Hacker News new | comments | show | ask | jobs | submit login

Fascinating read.

"[..] I had never been to California before, so I was discovering San Francisco, my favorite city in the US and second-favorite city in the world. [..]"

Out of curiosity does somebody know what is PG's first-favorite city in the world?

"[..] It was also a massive validation of a thesis Steele had argued for his Master's, which was that CPS was a great intermediate representation for a compiler [..]"

What does CPS mean? Further down in the article

"[..] Richard Kelsey took his front end, which was a very aggressive CPS-based optimiser, and extended it all the way down to the ground to produce a complete, second compiler, which he called "TC" for the "Transformational Compiler." His approach was simply to keep transforming the program from one simple, CPS, lambda language to an even simpler one, until the language was so simple it only had 16 variables... r1 through r15, at which time you could just kill the lambdas and call it assembler. [..]"

So I guess CPS means Continuation-Passing-Style?

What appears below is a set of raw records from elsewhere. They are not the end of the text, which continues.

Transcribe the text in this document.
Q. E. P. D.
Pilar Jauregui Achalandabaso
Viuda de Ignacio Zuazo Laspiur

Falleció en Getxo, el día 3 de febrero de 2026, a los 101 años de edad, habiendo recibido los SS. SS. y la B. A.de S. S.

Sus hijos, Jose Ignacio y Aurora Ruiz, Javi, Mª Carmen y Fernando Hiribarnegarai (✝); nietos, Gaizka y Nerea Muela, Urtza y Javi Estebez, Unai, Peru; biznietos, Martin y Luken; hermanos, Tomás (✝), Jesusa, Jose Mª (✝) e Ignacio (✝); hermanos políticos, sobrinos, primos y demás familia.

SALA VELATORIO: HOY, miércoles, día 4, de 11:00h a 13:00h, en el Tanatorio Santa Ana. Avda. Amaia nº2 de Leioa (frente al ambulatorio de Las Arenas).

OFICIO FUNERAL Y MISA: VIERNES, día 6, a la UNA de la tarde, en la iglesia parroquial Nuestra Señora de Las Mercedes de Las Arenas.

But then I wonder what PG means by "CPS was a great intermediate representation for a compiler"?

Even further down we can see PG's own opinion:

"[..] So the lineage of the CPS-as-compiler-IR thesis goes from Steele's Rabbit compiler through T's Orbit to SML/NJ. At which point Sabry & Felleisen at Rice published a series of very heavy-duty papers dumping on CPS as a representation and proposing an alternate called A-Normal Form. ANF has been the fashionable representation for about ten years now; CPS is out of favor. This thread then sort of jumps tracks over to the CMU ML community, where it picks up the important typed-intermediate-language track and heads to Cornell, and Yale, but I'm not going to follow that now. However, just to tell you where I am on this issue, I think the whole movement from CPS to ANF is a bad idea (though Sabry & Felleisen's technical observations and math are as rock solid as one would expect from people of their caliber). [..]

Fascinating stuff, though I do not what IRs are used by the modern compilers like LLVM, GHC, Java, .Net?

"[..] Jim Philbin, like Kelsey, also went to NEC, where he built an operating system tuned for functional programming languages, STING (or perhaps it was spelled "STNG" -- in any event it was pronounced "sting"). He built it in T, of course, and one could see that it had its roots in his work on T3. (Implementing the runtime for a functional language, in some sense, requires you to implement a little virtual OS on top of the real, underlying OS.) [..]" - Does anybody know what happened to this OS? The only link that I found is http://citeseerx.ist.psu.edu/viewdoc/summary?doi=

The summary of this article then goes to say "[..] Sting is currently a prototype implemented on an eight processor Silicon Graphics PowerSeries 480 running Unix. The next step is to integrate Sting into the micro-kernel of an operating system such as Mac [..]" - Would be interesting if this fruited in some new works for VMs for functional languages.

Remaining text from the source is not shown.